Transgenic mice overexpressing PKC-β isoform developed cardiac hypertrophy and myocardial fibrosis, whereas PKC-β isoform inhibitor prevented several of the functional abnormalities seen in diabetic cardiomyopathy (7). This is supported by the observation that activation of PKC can modulate the gene expression of the myocardium that results in myocardial hypertrophy and myocardial fibrosis and eventually causes myocardial failure (8). Since PKC appears to be involved in the pathobiology of development of several complications seen in diabetes mellitus and as diabetic state itself induces the activation of PKC-β isoform that can produce cardiac abnormalities (as evidenced from the studies done with Transgenic mice overexpressing PKC-β isoform), the involvement of PKC in diabetic cardiomyopathy appears persuasive.
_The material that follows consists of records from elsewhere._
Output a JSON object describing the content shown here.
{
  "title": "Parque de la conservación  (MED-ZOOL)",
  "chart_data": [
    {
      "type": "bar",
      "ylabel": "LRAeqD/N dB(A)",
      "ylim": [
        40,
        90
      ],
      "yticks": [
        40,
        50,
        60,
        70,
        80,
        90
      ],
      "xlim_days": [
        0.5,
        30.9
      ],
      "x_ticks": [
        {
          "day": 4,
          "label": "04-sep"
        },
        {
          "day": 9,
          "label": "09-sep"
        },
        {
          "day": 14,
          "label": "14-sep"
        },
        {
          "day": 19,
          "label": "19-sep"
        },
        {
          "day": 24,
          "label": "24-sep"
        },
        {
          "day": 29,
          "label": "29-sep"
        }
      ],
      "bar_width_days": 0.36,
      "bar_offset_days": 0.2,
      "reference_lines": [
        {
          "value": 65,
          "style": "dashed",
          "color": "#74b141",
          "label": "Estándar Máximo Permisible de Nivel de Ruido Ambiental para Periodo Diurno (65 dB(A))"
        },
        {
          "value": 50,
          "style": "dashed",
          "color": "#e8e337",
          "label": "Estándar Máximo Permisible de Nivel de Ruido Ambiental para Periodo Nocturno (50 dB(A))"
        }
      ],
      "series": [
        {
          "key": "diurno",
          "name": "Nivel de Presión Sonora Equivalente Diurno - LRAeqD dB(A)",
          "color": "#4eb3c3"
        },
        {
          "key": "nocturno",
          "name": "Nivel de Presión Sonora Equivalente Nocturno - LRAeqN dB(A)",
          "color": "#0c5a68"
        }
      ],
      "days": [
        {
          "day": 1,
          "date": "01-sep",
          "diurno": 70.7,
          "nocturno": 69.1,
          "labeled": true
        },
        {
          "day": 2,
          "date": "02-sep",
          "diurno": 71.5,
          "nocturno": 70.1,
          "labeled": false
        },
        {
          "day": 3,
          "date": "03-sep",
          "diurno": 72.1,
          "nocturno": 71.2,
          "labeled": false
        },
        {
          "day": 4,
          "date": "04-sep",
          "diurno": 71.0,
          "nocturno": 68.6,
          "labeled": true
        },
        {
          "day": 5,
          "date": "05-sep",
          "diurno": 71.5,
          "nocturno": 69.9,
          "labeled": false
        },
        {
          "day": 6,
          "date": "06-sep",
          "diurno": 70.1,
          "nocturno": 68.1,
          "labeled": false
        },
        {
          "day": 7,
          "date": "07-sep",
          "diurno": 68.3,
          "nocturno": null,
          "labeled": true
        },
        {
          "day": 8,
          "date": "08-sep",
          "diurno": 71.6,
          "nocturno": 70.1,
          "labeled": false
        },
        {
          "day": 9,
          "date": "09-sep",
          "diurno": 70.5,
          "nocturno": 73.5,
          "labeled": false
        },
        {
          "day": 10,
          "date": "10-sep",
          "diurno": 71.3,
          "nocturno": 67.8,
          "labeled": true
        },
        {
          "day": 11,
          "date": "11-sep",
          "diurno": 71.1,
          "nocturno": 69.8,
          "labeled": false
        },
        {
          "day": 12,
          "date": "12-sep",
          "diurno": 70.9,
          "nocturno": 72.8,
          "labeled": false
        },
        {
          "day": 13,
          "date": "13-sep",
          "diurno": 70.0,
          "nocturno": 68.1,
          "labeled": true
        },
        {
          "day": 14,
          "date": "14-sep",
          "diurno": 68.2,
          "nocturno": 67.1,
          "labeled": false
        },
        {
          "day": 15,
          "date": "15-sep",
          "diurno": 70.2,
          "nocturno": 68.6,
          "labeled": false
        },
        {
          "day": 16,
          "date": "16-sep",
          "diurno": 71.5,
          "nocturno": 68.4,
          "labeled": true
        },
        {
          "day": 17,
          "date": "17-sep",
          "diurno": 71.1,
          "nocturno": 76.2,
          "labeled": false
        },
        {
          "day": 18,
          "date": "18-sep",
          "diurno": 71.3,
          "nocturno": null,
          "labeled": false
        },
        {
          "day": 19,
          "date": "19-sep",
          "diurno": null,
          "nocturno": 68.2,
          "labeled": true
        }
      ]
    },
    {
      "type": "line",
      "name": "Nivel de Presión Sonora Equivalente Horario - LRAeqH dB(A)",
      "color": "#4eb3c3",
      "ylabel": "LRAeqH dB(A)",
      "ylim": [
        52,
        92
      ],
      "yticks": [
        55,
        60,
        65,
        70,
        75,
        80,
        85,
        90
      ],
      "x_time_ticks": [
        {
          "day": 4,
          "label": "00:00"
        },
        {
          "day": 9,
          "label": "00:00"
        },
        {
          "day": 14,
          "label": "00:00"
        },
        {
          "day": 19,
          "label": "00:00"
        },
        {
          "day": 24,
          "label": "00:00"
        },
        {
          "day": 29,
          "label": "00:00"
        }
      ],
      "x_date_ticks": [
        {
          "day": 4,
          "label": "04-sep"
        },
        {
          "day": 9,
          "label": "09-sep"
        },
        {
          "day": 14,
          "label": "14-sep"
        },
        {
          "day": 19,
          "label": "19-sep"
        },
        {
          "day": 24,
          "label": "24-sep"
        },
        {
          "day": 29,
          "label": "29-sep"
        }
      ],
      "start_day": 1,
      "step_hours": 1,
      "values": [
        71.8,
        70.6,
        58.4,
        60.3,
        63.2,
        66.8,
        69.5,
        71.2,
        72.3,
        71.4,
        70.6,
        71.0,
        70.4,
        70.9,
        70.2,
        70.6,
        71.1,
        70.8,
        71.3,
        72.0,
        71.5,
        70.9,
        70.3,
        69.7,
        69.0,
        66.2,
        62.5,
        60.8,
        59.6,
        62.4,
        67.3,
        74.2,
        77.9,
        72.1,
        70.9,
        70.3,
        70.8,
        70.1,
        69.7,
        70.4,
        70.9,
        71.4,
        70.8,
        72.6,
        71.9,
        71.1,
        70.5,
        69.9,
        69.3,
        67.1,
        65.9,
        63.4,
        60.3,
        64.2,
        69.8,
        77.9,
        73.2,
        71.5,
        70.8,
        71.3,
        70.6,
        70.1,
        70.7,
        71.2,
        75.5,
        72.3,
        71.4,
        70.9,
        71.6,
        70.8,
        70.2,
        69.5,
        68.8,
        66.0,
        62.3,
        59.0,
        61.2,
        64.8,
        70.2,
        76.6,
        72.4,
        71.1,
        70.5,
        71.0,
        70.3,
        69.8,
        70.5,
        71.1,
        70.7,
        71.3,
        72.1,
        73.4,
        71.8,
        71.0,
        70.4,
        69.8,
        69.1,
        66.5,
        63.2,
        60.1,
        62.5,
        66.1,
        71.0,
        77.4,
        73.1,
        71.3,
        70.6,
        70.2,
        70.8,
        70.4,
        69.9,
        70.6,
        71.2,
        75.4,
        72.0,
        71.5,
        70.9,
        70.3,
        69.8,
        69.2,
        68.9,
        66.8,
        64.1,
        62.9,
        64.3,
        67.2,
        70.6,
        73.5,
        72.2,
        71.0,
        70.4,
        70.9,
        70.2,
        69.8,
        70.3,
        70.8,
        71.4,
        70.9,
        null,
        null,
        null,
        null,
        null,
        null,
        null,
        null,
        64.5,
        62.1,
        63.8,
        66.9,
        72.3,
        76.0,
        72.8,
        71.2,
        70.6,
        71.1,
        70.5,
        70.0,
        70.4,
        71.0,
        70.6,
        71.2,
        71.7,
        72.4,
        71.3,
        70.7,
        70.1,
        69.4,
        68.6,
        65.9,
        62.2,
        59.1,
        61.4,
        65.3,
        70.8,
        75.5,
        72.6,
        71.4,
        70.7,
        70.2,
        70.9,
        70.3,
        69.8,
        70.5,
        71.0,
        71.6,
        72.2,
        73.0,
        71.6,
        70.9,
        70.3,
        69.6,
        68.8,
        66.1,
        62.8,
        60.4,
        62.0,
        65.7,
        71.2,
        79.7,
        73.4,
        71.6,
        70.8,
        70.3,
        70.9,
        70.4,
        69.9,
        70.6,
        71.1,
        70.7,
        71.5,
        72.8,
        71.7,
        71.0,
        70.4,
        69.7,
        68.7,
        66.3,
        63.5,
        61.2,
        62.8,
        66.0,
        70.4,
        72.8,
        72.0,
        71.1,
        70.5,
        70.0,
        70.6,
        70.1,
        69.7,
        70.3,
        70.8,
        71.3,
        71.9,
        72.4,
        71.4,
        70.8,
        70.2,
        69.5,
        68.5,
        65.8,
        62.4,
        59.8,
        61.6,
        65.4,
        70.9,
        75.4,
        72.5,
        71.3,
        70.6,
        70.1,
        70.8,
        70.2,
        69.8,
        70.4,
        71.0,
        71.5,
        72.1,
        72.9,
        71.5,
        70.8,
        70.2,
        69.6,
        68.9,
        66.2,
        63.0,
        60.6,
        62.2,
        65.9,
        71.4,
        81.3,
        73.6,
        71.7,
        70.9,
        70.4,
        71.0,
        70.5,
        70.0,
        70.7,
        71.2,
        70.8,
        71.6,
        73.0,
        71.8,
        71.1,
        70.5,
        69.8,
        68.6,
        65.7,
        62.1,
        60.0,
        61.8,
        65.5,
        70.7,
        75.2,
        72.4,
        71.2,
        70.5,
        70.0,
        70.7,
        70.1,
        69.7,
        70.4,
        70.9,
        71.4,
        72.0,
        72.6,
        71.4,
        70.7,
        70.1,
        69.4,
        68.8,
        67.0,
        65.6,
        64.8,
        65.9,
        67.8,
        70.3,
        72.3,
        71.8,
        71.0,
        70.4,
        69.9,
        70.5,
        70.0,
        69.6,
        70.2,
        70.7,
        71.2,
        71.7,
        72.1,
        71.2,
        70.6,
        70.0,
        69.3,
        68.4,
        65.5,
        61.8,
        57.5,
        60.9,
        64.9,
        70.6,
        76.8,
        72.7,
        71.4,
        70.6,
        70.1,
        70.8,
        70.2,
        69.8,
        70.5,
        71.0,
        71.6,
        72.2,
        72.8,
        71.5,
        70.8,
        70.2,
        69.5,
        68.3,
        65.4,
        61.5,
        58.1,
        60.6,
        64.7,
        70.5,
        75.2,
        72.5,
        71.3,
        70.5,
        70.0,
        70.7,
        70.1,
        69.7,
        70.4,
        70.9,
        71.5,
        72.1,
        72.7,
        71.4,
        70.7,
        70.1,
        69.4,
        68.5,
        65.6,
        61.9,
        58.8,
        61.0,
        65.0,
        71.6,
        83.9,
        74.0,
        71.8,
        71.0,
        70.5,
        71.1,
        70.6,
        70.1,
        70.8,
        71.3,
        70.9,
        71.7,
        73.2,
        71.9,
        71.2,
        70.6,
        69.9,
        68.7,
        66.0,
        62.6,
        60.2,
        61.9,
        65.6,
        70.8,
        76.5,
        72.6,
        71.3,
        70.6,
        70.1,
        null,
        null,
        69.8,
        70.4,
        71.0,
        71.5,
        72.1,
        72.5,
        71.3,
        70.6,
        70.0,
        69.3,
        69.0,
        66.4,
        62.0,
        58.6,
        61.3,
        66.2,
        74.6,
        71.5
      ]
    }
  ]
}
It is known that accumulation of myocardial collagen resulting in interstitial and perivascular fibrosis that occurs in long-standing diabetes can be correlated with early diastolic and systolic left ventricular dysfunction (9). Non-enzymatic glycosylation of collagen and diminished activity of collagen degrading enzymes such as matrix metalloproteinases (MMP) are considered to be pathognomonic of myocardial fibrosis (9) that could eventually lead to myocardial dysfunction in diabetes. There is also general consensus that formation of advanced glycation end products that occurs as a result of persistent hyperglycemia can also cause cellular and myocardial dysfunction in diabetes (10, 11). In addition, there is evidence to suggest that activation of the nuclear enzyme poly(ADP-ribose) polymerase (PARP) contributes to the development of endothelial and myocardial dysfunction in diabetes. It was reported that hyperglycemia, cardiac PARP activation, a selective loss of endothelium-dependent vasodilation in the thoracic aorta, and an early diastolic dysfunction of the heart accompanied development of diabetes in experimental animals (12, 13). Treatment with PARP inhibitor, starting 1 week after the onset of diabetes, restored normal vascular responsiveness and significantly improved cardiac dysfunction, despite the persistence of severe hyperglycemia. The beneficial effect of PARP inhibition persisted even after several weeks of discontinuation of the treatment. Thus, PARP activation plays a central role in the pathogenesis of diabetic cardiovascular (cardiac as well as endothelial) dysfunction and PARP inhibitors may exert beneficial effects against the development of cardiovascular complications in diabetes.
It is evident from the preceding discussion that several pathological processes are proposed and seems to be involved in the development of diabetic cardiomyopathy. Of all these mechanisms, the earliest pathological event appears to be altered calcium homeostasis. The results of the present bioinformatics study also support the role of PKC in the development of cardiac abnormalities seen in diabetic cardiomyopathy. Thus, our bioinformatics study highlights the involvement of deranged calcium homeostasis and impairment of contractile proteins as the major responsible for the development of diabetic cardiomyopathy.